Approach for the painter’s partition problem

This problem can be solved by Binary Search and it is one of the problems of Binary Search patterns.

Let’s discuss how we can apply a binary search on this problem.

The main idea is to apply binary search on the search space and according to the problem we have to reduce the search space which will finally give us the final result.

What is Search Space ?

Search space is the maximum range where the answer contains. For example, in [10, 20, 30, 40] what is maximum and minimum time will be required to paint all the board.

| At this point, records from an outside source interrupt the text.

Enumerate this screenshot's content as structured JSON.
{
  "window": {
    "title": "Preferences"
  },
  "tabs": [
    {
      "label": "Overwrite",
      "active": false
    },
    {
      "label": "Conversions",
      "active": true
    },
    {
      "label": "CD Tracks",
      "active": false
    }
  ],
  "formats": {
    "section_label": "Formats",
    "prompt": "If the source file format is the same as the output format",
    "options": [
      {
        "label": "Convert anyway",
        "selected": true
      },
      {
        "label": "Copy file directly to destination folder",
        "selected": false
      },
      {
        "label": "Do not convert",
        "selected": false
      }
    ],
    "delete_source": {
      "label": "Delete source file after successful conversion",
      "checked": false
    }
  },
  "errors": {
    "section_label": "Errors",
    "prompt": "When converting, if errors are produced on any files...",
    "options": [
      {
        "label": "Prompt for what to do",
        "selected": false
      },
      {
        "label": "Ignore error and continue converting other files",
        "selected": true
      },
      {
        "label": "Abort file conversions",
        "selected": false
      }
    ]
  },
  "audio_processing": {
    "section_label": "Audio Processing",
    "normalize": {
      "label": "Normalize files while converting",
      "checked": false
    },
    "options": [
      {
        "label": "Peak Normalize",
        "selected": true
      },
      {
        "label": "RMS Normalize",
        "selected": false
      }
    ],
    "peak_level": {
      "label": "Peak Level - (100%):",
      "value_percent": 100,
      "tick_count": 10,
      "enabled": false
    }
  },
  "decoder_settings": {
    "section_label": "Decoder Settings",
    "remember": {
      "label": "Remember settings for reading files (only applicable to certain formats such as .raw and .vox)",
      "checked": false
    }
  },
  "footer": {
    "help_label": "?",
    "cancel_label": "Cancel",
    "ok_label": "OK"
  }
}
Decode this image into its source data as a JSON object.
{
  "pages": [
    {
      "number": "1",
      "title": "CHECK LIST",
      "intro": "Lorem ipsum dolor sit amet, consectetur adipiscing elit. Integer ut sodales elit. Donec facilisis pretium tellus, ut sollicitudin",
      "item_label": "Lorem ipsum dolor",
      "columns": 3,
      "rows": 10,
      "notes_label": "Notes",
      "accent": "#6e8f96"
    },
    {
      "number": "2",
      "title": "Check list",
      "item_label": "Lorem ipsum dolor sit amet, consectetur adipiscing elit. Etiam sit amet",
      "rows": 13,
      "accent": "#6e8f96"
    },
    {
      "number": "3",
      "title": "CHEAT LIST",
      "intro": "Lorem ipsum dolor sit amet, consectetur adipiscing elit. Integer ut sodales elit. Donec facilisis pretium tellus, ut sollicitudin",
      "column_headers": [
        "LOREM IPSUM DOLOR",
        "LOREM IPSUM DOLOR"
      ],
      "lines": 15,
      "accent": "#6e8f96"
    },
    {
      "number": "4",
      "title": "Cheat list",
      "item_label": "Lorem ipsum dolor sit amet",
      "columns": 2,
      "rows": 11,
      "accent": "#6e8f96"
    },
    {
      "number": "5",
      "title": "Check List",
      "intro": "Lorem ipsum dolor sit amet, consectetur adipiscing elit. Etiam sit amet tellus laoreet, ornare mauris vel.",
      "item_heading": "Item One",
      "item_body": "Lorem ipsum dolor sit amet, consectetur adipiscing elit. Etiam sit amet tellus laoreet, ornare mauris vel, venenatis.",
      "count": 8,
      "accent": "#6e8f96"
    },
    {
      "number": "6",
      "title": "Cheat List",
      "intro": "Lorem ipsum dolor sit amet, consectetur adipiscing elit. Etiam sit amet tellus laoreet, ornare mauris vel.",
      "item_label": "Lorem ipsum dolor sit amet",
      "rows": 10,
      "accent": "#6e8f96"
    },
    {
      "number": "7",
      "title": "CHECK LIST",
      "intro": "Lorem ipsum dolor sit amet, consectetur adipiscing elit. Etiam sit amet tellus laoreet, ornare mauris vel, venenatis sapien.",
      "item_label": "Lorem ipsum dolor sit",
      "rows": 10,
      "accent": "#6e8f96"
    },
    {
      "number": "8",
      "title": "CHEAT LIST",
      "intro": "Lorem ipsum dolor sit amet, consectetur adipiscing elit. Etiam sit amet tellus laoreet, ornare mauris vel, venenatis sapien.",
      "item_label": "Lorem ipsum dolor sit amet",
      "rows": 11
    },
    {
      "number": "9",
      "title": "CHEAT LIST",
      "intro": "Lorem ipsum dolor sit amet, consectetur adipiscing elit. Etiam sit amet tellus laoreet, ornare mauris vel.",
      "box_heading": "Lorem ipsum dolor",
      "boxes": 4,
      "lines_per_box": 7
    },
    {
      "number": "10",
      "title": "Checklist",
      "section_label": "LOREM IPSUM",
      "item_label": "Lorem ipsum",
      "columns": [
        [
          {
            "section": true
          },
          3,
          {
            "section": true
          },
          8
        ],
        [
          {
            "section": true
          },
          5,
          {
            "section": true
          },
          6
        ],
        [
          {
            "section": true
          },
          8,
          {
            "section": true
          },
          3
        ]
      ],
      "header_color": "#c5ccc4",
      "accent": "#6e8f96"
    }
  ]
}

The maximum time will be (10+20+30+40) and the minimum will be 40. Forget about the number of painters, just think of the best and worst situations.

So, basically our search space will be [40 – 100]. Isn’t it ?

Binary Search on Search space

Let’s take an example,

k = 2, Board[] = [10, 20, 30, 40]

Search Space will be,

painter's partition problem

Now, let divide the search space, mid = 70 {(40+100)/2}.

Now let’s assume that no painter will paint more than 70 units of the board.

Board[] = [10, 20, 30, 40]

1st painter will paint (10+20+30) unit board, 2nd painter will paint (40) unit board which concludes that a minimum of 2 painters will be required where each painter can paint at most 70 units of the board.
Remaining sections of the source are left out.